I don’t want to go outside, but I do anyway. A girl has to eat. I look behind my shoulder constantly and ask for buffalo tater tots very quietly, as if I speak too loud I’ll be identified. I am relieved when we get back inside. I have to go out again now. Apparently, you are supposed to eat more than once in a day.

I have to work tomorrow. There’s no getting out of it. I will need to smile and be okay. I tell myself I can do it. I do it all the time. But I am scared. Scared of getting gas, still.

I guess nothing has really changed.

 

Allie Burke is an author, activist, and corporate professional from Los Angeles. She loves pineapples and has way too many animals to feed. Visit Allie at http://transcendariemanuscript.com
One reply on “I am Sure I am Not Dead”
  1. says: Sandra

    To Allie,
    I believe that some of your hallucinations may come from past lives. For instance, the fear of being poisoned – you may have been poisoned in a past life.
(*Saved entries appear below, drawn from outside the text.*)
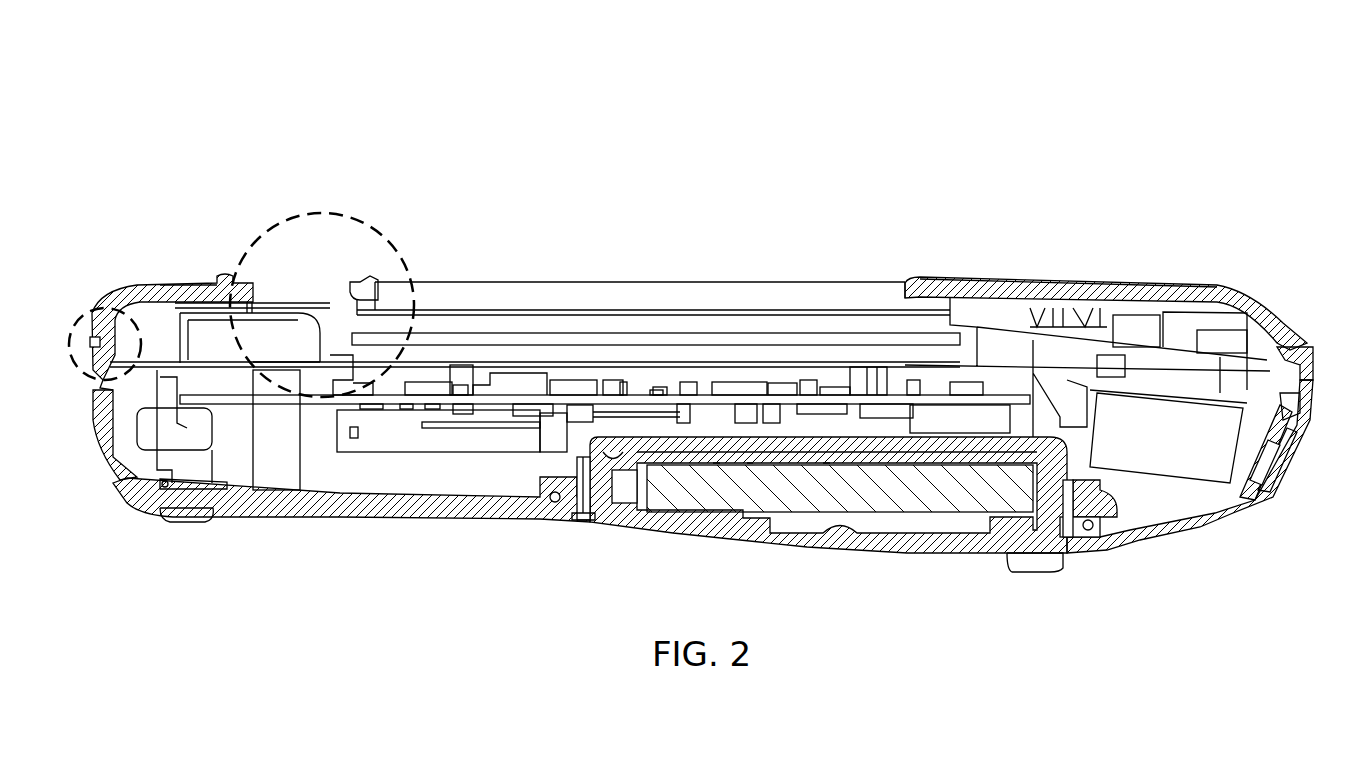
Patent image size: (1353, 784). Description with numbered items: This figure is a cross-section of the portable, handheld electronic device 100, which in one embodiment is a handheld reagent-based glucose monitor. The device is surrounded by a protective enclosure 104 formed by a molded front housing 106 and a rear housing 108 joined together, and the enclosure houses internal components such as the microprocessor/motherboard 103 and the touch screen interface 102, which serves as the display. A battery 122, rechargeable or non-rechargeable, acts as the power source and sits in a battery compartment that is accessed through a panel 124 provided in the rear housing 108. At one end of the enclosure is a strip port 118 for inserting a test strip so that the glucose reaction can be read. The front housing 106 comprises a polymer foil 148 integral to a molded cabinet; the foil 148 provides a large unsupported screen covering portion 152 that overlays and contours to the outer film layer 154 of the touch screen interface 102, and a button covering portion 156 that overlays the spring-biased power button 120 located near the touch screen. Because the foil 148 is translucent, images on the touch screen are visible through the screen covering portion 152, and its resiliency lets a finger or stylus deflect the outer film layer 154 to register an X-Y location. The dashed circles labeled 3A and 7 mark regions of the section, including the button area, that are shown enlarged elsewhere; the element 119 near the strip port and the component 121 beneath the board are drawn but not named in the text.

The portable, handheld electronic device 100 is at (196, 152).
The touch screen interface 102 is at (792, 325).
The microprocessor/motherboard 103 is at (1017, 395).
The protective enclosure 104 is at (1172, 275).
The front housing 106 is at (152, 283).
The rear housing 108 is at (127, 500).
The strip port 118 is at (1307, 343).
The support strut 119 is at (1273, 467).
The power button 120 is at (252, 283).
The speaker module 121 is at (1202, 451).
The battery 122 is at (908, 522).
The panel 124 is at (976, 552).
The polymer foil 148 is at (952, 280).
The screen covering portion 152 is at (898, 268).
The outer film layer 154 is at (388, 282).
The button covering portion 156 is at (348, 270).
The detail region of FIG. 3A is at (92, 297).
The detail region of FIG. 7 is at (343, 216).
I urge you to read “Sane Soul, Many Bodies” by Dr Brian Weiss, a psychiatrist in Miami. He has been helping people with mental disorders recover by exploring their past lives. He is a graduate of Columbia and Yale Medical School and is the former Chairman of Psychiatry at the Mount Sinai Medical Center in Miami. Twenty-five years ago, he had been helping patients recover by regressing them back to their childhood while under hypnosis to identify the origin of present problems. One day, when he suggested this to a patient, she went on back to a former lifetime, and talked about an incident that was the cause of her current problems. Gradually, the problem went away. Since then, Dr. Weiss has written several book on the subject. He is also on You Tube. I suggest that you read his books and if financially able, go to him and work with him to find out what may have happened in some of your past lives. Good Luck!